The lighting will be better there's just no doubt about that, but I wonder what else they'll be able to improve.
 

SRG01

Member
CowboyAstronaut said:
Different techniques get different results on different platforms. Nothing really new.

Criterion wrote code that ran better on the PS2 than it did on the PS3. So going on that one could say the ps2 was more powerful.

I suspected the PS3 would be much better than the 360 at procedural synthesis though.

Yea Homer Gears does look pretty damn incredible and yes there are most definitely ways it looks better than COD4 or AC no question about that.
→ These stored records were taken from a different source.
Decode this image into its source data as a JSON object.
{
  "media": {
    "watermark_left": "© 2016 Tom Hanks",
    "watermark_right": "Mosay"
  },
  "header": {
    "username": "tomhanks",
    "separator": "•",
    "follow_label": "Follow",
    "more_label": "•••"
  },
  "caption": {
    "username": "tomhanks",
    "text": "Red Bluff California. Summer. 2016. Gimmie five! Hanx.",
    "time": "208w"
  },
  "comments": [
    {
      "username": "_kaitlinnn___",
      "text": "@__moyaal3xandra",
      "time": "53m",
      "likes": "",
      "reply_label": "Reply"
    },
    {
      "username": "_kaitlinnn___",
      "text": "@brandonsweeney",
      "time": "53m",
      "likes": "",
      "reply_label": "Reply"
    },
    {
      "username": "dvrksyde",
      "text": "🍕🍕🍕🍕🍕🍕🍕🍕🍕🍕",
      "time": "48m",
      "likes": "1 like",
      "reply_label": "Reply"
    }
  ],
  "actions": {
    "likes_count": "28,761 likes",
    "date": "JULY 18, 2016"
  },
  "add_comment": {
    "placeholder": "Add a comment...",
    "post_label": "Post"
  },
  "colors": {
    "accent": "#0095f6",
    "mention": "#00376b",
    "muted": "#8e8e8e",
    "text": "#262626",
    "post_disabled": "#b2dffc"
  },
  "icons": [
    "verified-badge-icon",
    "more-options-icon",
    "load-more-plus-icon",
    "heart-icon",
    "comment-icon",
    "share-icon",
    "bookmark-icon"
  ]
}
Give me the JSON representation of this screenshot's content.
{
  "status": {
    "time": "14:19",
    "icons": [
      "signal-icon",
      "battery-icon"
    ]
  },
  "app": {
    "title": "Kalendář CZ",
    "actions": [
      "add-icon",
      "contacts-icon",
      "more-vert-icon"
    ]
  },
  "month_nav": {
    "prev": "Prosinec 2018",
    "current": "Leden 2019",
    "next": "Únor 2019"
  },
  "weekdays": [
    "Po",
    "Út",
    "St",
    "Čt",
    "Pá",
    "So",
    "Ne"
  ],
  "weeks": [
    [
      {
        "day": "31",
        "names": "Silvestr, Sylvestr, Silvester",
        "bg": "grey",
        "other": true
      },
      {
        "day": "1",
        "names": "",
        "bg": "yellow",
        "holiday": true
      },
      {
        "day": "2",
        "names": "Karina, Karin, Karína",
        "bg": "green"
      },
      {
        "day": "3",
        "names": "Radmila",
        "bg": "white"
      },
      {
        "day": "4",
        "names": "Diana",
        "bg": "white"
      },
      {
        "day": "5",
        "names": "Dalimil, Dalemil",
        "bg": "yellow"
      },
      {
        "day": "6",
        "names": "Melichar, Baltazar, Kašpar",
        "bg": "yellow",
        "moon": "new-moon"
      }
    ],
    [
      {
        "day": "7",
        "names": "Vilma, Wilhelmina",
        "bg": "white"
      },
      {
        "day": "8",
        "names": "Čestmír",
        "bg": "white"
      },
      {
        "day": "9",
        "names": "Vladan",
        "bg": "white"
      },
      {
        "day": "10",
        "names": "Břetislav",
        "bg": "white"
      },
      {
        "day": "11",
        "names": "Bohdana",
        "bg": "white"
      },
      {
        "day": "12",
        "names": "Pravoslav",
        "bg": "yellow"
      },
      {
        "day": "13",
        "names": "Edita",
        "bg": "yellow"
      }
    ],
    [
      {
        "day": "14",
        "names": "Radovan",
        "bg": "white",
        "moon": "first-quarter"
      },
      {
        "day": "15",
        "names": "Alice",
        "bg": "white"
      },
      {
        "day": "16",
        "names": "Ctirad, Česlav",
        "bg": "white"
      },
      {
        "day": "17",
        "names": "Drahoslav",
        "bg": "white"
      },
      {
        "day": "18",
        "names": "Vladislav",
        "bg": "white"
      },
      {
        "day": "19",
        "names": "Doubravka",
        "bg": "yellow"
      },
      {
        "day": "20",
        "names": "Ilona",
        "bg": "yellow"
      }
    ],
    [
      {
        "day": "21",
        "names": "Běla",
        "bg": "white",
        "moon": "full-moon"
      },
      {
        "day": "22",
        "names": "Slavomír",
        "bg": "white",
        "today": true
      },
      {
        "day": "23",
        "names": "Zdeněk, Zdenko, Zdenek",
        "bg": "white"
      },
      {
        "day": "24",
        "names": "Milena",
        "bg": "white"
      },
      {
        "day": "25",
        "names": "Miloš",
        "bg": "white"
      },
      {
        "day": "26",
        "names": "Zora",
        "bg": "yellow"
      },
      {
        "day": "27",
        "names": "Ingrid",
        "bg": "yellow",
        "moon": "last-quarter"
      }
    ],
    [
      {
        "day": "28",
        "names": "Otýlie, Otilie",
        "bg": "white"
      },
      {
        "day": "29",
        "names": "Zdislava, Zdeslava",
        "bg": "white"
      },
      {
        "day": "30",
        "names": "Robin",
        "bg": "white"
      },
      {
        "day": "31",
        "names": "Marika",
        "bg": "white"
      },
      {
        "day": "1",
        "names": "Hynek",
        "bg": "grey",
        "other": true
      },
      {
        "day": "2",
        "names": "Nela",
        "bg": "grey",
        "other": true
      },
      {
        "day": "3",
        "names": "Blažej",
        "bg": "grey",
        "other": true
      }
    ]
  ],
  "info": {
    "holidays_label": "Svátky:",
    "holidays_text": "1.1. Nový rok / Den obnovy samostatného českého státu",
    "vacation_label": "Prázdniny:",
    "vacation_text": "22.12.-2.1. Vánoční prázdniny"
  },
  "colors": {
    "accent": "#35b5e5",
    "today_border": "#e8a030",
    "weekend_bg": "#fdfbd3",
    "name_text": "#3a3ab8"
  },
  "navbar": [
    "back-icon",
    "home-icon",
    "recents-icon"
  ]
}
It's one of the reasons why I'm so interested to see how much they could improve on the look in Gears 2.

The lighting will be better there's just no doubt about that, but I wonder what else they'll be able to improve.

Efficient thread distribution between the three cores would definitely be up there on the list of priorities. The next would be working in 600p.
 

MikeB

Banned
@ WrikaWrek

I was just trying to lure the dev into producing some comments. :lol

"Infinity Ward studio head Vince Zampella has bellowed. He's been explaining why Sony's edition has a bigger online capacity (24 max players vs 360's 18) and, according to those with cyborg-eyes, improved visuals." (Source: CVG)

(IMO it has little to do with bias, technically I don't think the 360 will be pushed much further looking at the bottlenecks, with GTA IV or Gears 2 I think the platform will see its peak performance wise in big commercial games)

HomerSimpson-Man said:
Gears is one of the best looking games out there still, and for me in some ways Gears does look better than AC and COD4.

Gears looks good, although a bit slow moving. I do think the game was overhyped though, but not with regard to its graphics, more with regard to story telling, acting, freedom of movement, unrealistic crouched running and quite a few not so fun sections.